Danny McGarry from Ontario fishes with the Quinte Bassmasters.

MONROE, La. — Danny McGarry thought the hardest part of the TNT Fireworks B.A.S.S. Nation Championship would be figuring out the bass bite on the Ouachita River.

He certainly didn’t figure his biggest hurdle of the event would be getting into the U.S. just to compete in the tournament.

But there he was, at the shared border of the U.S. and his native Canada, trying to convince federal agents that he needed to get his 21-foot Triton into the country to compete in the championship tournament that began Wednesday here in north Louisiana.

McGarry, a 24-year old resident of Newcastle, Ontario, said an agent at the first border checkpoint he reached waved him through, but indicated he’d have to answer a few quick questions before crossing into America. The next official he encountered, the one who did the questioning, wasn’t as understanding.

“She said it wasn’t essential business for me to come into the States,” McGarry said Wednesday after Day 1 of the B.A.S.S. Nation Championship.

“I told her I had already crossed the border three times during the summer with the boat to come fish the (Bassmaster) Northern Opens. I had the same letter from B.A.S.S. I did then, saying I was coming down to compete. But she wasn’t hearing it.”

McGarry drove nearly five hours home, where he promptly packed his tackle and other gear into suitcases and booked the first available flight into the U.S. Even so, he still had no boat to use in the Nation Championship where more than $96,000 and three berths into the 2022 Academy Sports + Outdoors Bassmaster Classic presented by Huk are up for grabs.

Enter Blake Sylvester, a Louisiana-born angler who fished his way into the 2021 Classic with a second-place finish in the 2020 Nation Championship. Sylvester was having dinner in Baton Rouge last week with some fellow anglers, including Josh Cotier, who he befriended when they fished in last year’s Nation Championship on Alabama’s Pickwick Lake.

Cotier also is friends with McGarry and over dinner, he relayed the story of his Canadian friend being stopped short at the border.

Turns out Sylvester had a spare boat he was willing to loan McGarry and two days later, he trailed the Blazer 625 Elite on the four-hour drive to Monroe. McGarry wouldn’t arrive in Monroe until a day later, but Sylvester left the boat in the parking lot of McGarry’s hotel without even having met him.

“He wanted to pay me to rent it, but we didn’t worry about that,” Sylvester said. “I guess it was right timing. I had the extra boat. He needed a boat.
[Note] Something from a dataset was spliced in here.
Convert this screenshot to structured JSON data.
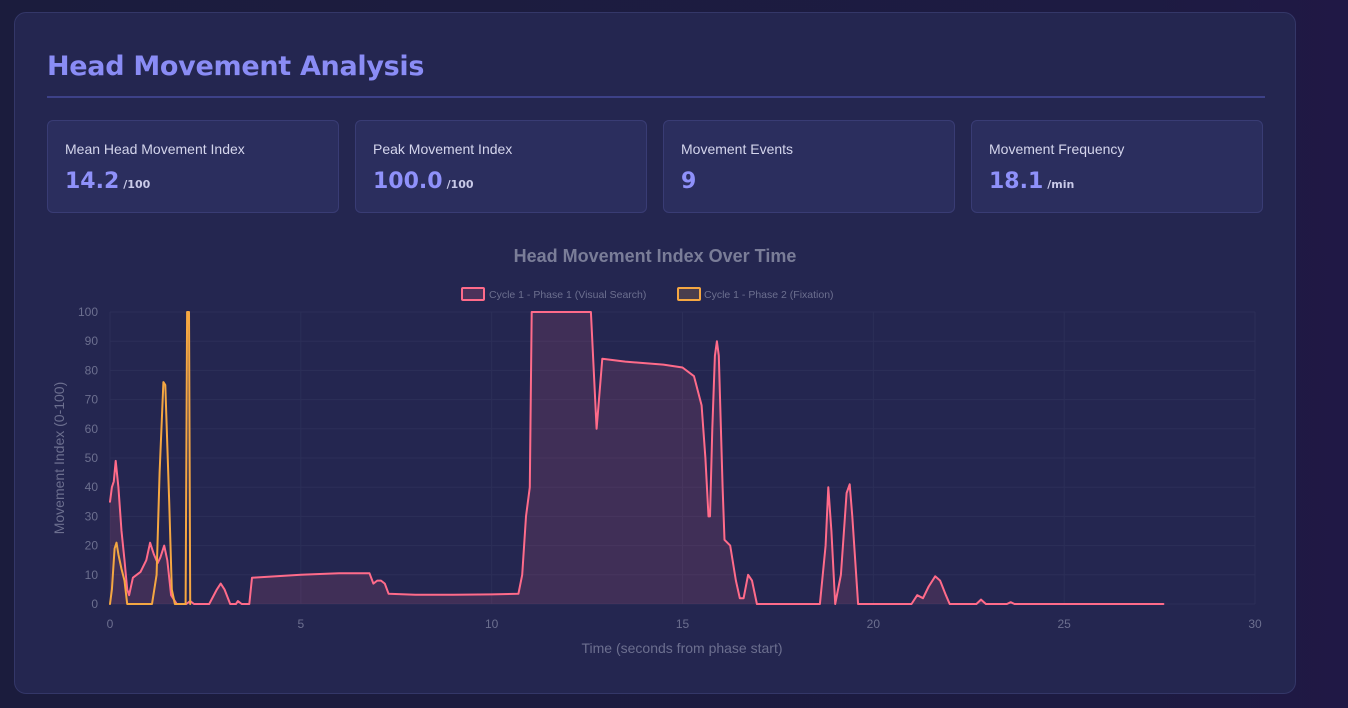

People in the B.A.S.S. Nation, we take care of one another.”

This time last year, fortune was smiling on Sylvester. He parlayed his second-place finish at the Nation Championship into a deal with Skeeter, which gave him a boat to use during the 2021 Bassmaster Opens. He had high hopes for the season, but his good luck went south and his best finish was 47th in an Open on Virginia’s James River in May.
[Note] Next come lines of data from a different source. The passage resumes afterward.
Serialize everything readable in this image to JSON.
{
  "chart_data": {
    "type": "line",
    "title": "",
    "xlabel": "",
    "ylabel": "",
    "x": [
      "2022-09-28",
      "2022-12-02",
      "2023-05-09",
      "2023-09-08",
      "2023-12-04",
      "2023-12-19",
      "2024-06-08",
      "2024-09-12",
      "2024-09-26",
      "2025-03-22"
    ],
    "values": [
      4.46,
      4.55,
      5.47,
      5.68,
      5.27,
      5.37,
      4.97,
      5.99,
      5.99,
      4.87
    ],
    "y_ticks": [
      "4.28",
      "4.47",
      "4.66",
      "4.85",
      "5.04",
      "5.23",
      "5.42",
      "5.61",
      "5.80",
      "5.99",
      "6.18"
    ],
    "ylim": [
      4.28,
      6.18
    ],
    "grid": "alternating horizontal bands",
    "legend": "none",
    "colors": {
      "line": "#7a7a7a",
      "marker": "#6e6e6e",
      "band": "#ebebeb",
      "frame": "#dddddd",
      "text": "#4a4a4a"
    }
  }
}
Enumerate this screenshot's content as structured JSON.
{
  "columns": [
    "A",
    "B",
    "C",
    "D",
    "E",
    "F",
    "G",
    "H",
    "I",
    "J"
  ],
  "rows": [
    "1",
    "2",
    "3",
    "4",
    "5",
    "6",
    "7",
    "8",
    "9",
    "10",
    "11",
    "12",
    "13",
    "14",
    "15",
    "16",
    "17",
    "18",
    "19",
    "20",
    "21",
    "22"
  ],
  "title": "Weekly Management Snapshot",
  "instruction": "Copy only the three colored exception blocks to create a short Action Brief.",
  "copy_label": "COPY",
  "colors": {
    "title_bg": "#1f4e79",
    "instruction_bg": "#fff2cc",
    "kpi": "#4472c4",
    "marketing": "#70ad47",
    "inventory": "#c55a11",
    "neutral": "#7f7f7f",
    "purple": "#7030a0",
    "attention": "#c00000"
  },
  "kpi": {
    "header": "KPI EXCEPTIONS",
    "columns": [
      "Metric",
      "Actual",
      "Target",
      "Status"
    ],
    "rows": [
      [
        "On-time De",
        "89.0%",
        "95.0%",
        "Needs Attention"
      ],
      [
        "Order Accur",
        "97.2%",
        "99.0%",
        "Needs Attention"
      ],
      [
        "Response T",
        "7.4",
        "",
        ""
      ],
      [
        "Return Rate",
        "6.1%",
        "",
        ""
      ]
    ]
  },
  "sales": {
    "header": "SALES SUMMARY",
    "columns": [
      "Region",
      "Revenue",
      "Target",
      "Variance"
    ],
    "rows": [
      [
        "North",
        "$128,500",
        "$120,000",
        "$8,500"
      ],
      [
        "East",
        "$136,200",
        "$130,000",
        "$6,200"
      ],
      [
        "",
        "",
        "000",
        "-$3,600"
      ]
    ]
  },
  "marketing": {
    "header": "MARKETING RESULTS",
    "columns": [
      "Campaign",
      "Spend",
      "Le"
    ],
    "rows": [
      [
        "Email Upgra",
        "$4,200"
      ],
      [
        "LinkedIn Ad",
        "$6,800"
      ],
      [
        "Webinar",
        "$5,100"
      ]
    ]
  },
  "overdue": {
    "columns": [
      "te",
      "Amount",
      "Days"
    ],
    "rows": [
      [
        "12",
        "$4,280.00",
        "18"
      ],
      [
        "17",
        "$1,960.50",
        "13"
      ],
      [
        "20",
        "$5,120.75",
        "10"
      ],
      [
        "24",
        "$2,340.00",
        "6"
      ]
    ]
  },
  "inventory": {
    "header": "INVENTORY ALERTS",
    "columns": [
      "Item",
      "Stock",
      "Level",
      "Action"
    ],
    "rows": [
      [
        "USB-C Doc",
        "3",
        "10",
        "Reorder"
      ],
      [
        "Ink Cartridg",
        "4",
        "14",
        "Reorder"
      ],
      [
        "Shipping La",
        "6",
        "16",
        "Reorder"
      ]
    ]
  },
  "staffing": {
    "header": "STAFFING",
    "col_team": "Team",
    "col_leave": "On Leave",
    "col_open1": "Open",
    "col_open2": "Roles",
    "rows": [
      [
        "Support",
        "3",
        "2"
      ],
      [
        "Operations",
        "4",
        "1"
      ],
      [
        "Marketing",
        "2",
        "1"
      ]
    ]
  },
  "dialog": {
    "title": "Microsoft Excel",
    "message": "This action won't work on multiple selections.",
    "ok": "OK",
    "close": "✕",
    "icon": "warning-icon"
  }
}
“I had what was my best year of fishing in 2020 followed by what was probably my worst year of fishing,” he said. “But being able to help someone gives me a good feeling. And who knows? Maybe I can get some good karma going.”
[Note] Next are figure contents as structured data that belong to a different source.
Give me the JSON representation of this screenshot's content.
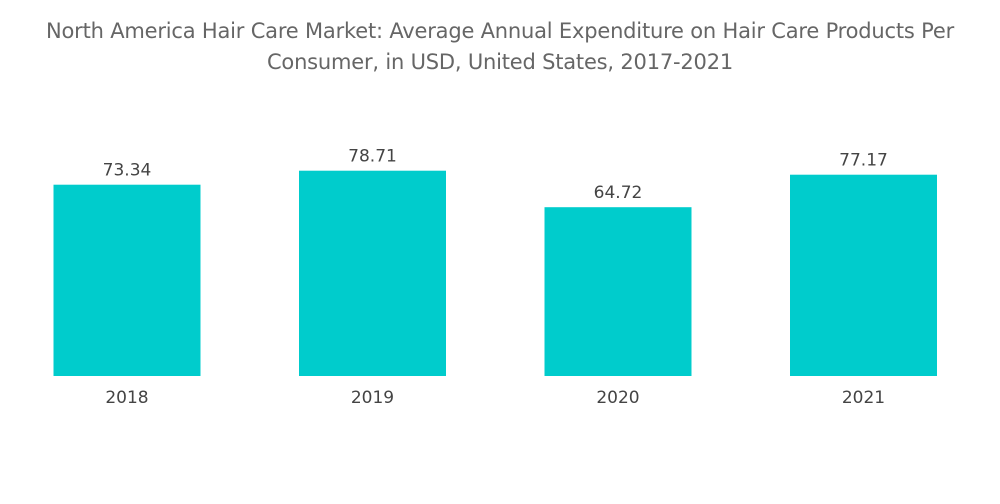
{
  "chart_data": {
    "type": "bar",
    "title": "North America Hair Care Market: Average Annual Expenditure on Hair Care Products Per Consumer, in USD, United States, 2017-2021",
    "title_lines": [
      "North America Hair Care Market: Average Annual Expenditure on Hair Care Products Per",
      "Consumer, in USD, United States, 2017-2021"
    ],
    "categories": [
      "2018",
      "2019",
      "2020",
      "2021"
    ],
    "values": [
      73.34,
      78.71,
      64.72,
      77.17
    ],
    "value_labels": [
      "73.34",
      "78.71",
      "64.72",
      "77.17"
    ],
    "xlabel": "",
    "ylabel": "",
    "ylim": [
      0,
      80
    ],
    "grid": false,
    "legend": "none",
    "bar_color": "#00cccc"
  }
}
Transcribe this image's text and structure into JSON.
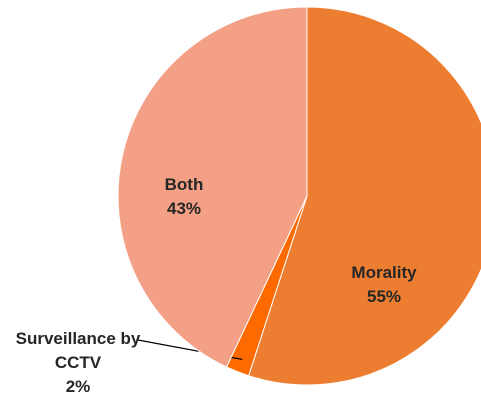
{
  "chart_data": {
    "type": "pie",
    "categories": [
      "Morality",
      "Surveillance by CCTV",
      "Both"
    ],
    "values": [
      55,
      2,
      43
    ],
    "value_labels": [
      "55%",
      "2%",
      "43%"
    ],
    "colors": [
      "#ED7D31",
      "#FF6A00",
      "#F4A086"
    ]
  }
}
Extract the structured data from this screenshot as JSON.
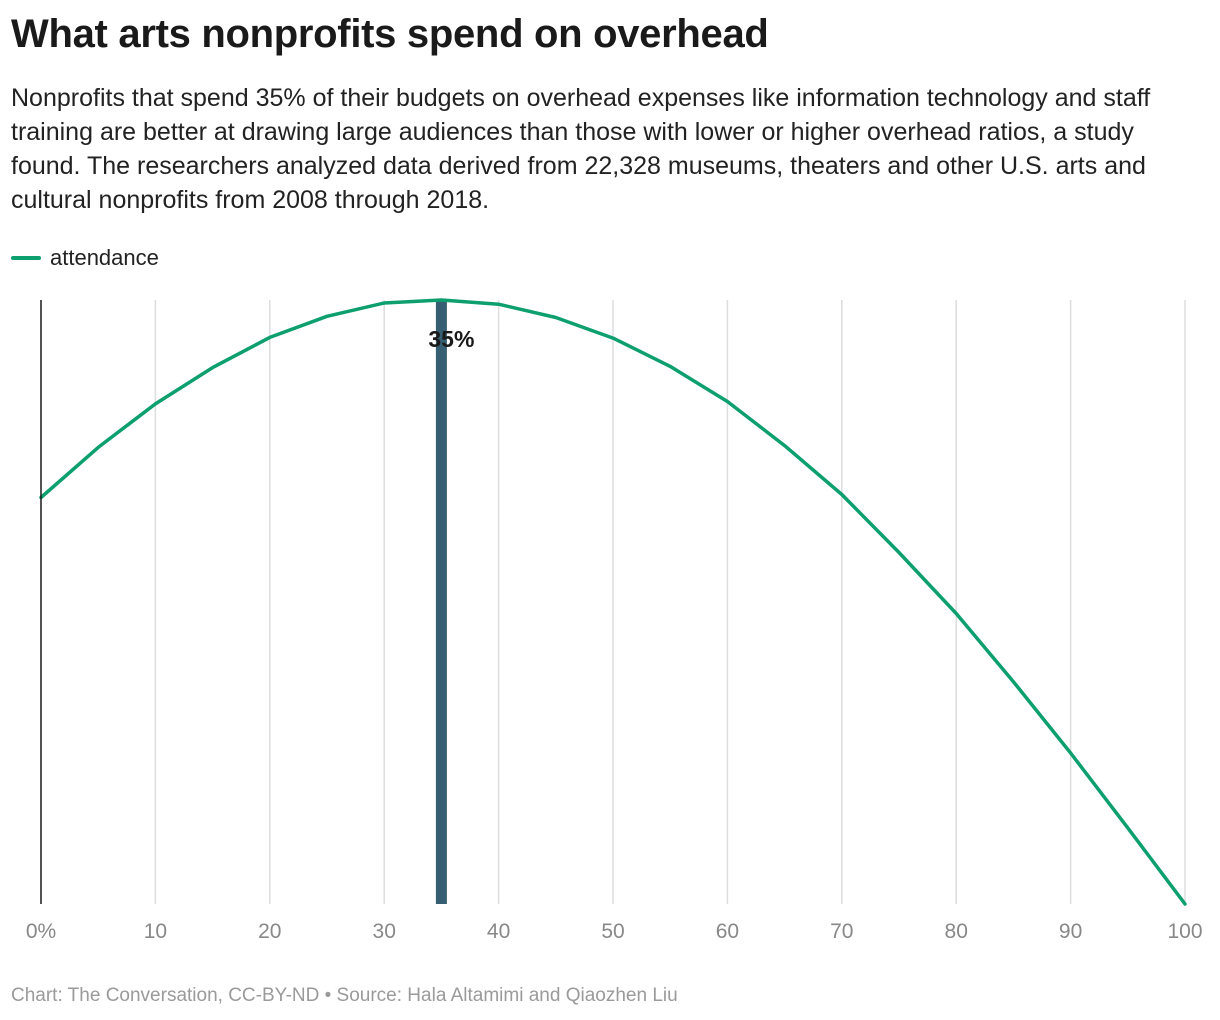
{
  "title": "What arts nonprofits spend on overhead",
  "subtitle": "Nonprofits that spend 35% of their budgets on overhead expenses like information technology and staff training are better at drawing large audiences than those with lower or higher overhead ratios, a study found. The researchers analyzed data derived from 22,328 museums, theaters and other U.S. arts and cultural nonprofits from 2008 through 2018.",
  "footer": "Chart: The Conversation, CC-BY-ND • Source: Hala Altamimi and Qiaozhen Liu",
  "colors": {
    "series": "#0e9f6e",
    "highlight": "#365f73",
    "grid": "#dddddd",
    "axis": "#1a1a1a"
  },
  "chart_data": {
    "type": "line",
    "x_tick_labels": [
      "0%",
      "10",
      "20",
      "30",
      "40",
      "50",
      "60",
      "70",
      "80",
      "90",
      "100"
    ],
    "x_ticks": [
      0,
      10,
      20,
      30,
      40,
      50,
      60,
      70,
      80,
      90,
      100
    ],
    "xlim": [
      0,
      100
    ],
    "y_axis_labels_shown": false,
    "grid": "vertical",
    "legend_position": "top-left",
    "series": [
      {
        "name": "attendance",
        "x": [
          0,
          5,
          10,
          15,
          20,
          25,
          30,
          35,
          40,
          45,
          50,
          55,
          60,
          65,
          70,
          75,
          80,
          85,
          90,
          95,
          100
        ],
        "y": [
          67.3,
          75.6,
          82.8,
          88.8,
          93.8,
          97.3,
          99.5,
          100,
          99.3,
          97.1,
          93.7,
          89.0,
          83.2,
          75.9,
          67.8,
          58.2,
          48.1,
          36.8,
          25.0,
          12.6,
          0
        ]
      }
    ],
    "highlight_band": {
      "x": 35,
      "label": "35%"
    }
  }
}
Though he didn’t qualify for the 2021 Nation Championship, Sylvester will drive to Monroe again Thursday night. He’ll get to meet McGarry for the first time and he’s hoping a host of friends make the cut and fish for a spot in the next Classic.

McGarry finished Day 1 in 40th place in the boater division, with four bass weighing 5 pounds, 5 ounces, putting him a full 14 pounds behind the Day 1 leader.

That leaves McGarry with plenty work to do if he’s going to fish another day on the Ouachita, but anything’s possible, and the past week’s events proved it.

“Everyone I’ve met in the States has been amazing to us,” McGarry said. “And what goes around comes around. Maybe someone needs some help one day and I can help them too.”